The measure of how much trading is going on is known as the “turnover rate” in the investment industry. Essentially, it measures how long it takes to replace all the stocks in a portfolio.

“Higher turnover results in trading costs, which, while not included in the fund’s expense ratio, come out of returns and compound over time,” said Alice Lowenstein, an analyst for the fund research company Morningstar in Chicago.

High turnover rates mean higher taxes to you, because when a fund profits from the sale of a stock, it passes those gains on to you.

Unless you hold the fund in a tax-deferred retirement savings account such as a 401(k), you must report those capital gains on your tax return.
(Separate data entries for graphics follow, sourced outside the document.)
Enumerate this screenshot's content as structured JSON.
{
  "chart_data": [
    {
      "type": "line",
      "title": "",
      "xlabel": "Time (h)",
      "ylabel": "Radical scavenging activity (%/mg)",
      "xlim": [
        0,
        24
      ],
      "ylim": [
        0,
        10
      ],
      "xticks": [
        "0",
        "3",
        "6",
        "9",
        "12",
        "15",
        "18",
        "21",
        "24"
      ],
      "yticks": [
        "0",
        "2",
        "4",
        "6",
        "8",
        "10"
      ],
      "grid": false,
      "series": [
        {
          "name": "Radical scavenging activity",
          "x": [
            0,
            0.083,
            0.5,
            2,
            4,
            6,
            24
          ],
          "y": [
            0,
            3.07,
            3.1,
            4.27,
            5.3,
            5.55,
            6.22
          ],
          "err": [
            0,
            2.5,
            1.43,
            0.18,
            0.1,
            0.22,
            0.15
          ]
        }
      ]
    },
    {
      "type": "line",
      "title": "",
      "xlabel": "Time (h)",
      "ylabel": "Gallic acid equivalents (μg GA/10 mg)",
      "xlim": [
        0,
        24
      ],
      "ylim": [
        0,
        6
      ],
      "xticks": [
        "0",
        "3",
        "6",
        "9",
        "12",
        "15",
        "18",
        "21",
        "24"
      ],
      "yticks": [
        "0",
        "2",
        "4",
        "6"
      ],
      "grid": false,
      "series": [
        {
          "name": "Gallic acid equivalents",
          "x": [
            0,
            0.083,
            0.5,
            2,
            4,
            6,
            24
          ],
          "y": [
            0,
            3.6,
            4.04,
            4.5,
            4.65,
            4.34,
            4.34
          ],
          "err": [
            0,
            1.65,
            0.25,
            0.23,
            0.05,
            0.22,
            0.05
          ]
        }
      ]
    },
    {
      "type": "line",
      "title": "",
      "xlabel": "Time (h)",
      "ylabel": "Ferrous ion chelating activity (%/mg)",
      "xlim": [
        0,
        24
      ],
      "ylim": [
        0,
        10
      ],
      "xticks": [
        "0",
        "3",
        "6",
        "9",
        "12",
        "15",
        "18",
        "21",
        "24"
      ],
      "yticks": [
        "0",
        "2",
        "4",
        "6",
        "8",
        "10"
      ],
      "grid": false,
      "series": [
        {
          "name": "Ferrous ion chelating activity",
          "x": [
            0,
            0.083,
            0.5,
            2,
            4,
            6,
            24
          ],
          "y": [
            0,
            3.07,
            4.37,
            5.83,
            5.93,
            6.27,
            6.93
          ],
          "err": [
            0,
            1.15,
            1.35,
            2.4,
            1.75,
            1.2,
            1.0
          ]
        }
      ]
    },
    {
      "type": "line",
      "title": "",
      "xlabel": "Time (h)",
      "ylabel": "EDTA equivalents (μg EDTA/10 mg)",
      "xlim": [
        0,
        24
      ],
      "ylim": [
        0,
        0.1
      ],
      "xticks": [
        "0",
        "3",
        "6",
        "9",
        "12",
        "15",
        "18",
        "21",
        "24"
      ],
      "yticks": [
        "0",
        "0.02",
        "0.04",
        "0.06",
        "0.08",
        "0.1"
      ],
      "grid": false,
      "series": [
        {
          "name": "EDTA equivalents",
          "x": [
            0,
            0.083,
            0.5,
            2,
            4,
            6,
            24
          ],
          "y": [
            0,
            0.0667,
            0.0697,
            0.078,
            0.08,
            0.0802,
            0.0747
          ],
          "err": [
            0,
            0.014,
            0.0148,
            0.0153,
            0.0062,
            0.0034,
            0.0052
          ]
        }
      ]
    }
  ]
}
Measuring your money manager’s “tax efficiency” isn’t that hard. Mutual funds report their turnover rate in their annual report and prospectus. Look for it under the “Financial Highlights” section.

The rate is expressed as a percentage. For example, if the portfolio had sold stocks equal to the value of the entire portfolio in the past year, the fund’s turnover rate is 100 percent.

Generally, the lower a fund’s turnover rate, the better its returns. When a fund trades, it must pay trading costs, and those commissions come out of the fund’s investment return.

A group of funds Morningstar studied with annual turnover rates below 20 percent had an average annual 10-year return 1.58 percentage points higher than the average for funds with turnover rates of more than 100 percent, Morningstar said.

That doesn’t mean you should steer clear of all high-turnover funds.

Morningstar’s study found that turnover did the most damage to funds investing in large companies and those that invest in growth and value companies. On the other hand, rapid-fire trading coincided with better returns for funds investing in small-capitalization and growth stocks because those shares tend to be more volatile.